An alternative package is a 16 pin QFN, 4 x 3.5 mm. The part is much smaller, but it has a thermal pad that occupies nearly the entire space under the part, leaving no room for vias, or even routing. So it has to all be done outside the pad footprint which is 4.3 mm x 4.8 mm.
Looking at a layout, it seems to me to be pretty much be a wash, at best. The pads are now on 0.5 mm centers making it hard to add vias staggered on just two rows, given 6/6 mil design rules and 24 mil via pads. Pretty much all the saved space gets eaten up by moving the vias outside the pad outline.
Are there other reasons to use QFN packages for parts that don\'t have thermal issues?
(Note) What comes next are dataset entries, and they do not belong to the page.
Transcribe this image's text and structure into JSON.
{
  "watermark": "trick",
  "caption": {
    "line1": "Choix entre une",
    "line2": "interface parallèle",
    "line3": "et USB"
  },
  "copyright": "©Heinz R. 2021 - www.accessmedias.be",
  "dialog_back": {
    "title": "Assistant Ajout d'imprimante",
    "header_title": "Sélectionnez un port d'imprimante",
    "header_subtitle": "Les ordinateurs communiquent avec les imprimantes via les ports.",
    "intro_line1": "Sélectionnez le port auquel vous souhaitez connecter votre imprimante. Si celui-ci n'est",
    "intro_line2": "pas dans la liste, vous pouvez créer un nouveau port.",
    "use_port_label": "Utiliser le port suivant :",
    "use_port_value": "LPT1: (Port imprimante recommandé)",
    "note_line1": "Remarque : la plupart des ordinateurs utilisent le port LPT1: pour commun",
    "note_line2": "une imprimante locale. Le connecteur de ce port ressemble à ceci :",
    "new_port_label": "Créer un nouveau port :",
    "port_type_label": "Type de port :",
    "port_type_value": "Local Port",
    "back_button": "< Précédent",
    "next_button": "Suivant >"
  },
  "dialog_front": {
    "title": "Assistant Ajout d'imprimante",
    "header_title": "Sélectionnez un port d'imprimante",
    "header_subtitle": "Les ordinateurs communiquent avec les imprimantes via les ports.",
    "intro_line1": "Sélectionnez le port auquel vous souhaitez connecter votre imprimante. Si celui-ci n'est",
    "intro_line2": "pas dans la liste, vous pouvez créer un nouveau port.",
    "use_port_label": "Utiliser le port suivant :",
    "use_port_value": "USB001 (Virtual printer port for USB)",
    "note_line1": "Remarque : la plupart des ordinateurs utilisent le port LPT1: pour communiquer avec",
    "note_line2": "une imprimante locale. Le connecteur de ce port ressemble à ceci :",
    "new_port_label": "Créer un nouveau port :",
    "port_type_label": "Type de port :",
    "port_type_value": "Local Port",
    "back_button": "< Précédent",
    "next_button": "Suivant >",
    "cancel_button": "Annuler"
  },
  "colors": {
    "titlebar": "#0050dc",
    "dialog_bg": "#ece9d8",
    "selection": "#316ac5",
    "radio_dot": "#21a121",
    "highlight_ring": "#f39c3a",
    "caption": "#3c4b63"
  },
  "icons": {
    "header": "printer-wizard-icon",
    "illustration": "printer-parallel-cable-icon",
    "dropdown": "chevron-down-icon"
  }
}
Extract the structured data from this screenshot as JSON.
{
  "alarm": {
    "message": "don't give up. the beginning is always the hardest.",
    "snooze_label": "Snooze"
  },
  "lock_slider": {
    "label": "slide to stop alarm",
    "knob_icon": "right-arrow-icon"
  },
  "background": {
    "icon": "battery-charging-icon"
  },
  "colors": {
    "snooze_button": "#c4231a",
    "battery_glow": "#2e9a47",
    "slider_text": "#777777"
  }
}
I\'ve never heard anyone say they have particular issues with QFN devices, but are there any real advantages other than getting power through the thermal pad?
How much power does the chip use? If you don\'t care about thermal, you can use a smaller pad and have room for via. Smaller thermal pad is better than none for secure mounting.
I don\'t define the size of the thermal pad. That\'s on the chip.. I don\'t need to use the pad at all, from what I understand.
Define a custom layout without thermal pad.
But I would not want to run traces under the thermal pad on the package, even if the traces have solder mask. I certainly would not want to place vias under the thermal pad on the chip. That would result in shorts to the thermal pad on the chip which is typically grounded.
Blind vias.
How can the via be blind when it needs to connect to the layer the pad is on???
\"I guess it\'s regular vias with sunglasses (covered solder mask)\". Wrong term i supposed.
The problem is getting traces from this part, to the rest of the board. I take it, you don\'t do much layout yourself?
Haven\'t done it for some time.
Blind vias cost more.
Glue a thin plastic to the chip, or paint it. Very cheap.
That will be labor intensive and will lift the chip off the board,
with solderability issues.
Another small Flex-PCB with thermal pad on one side only?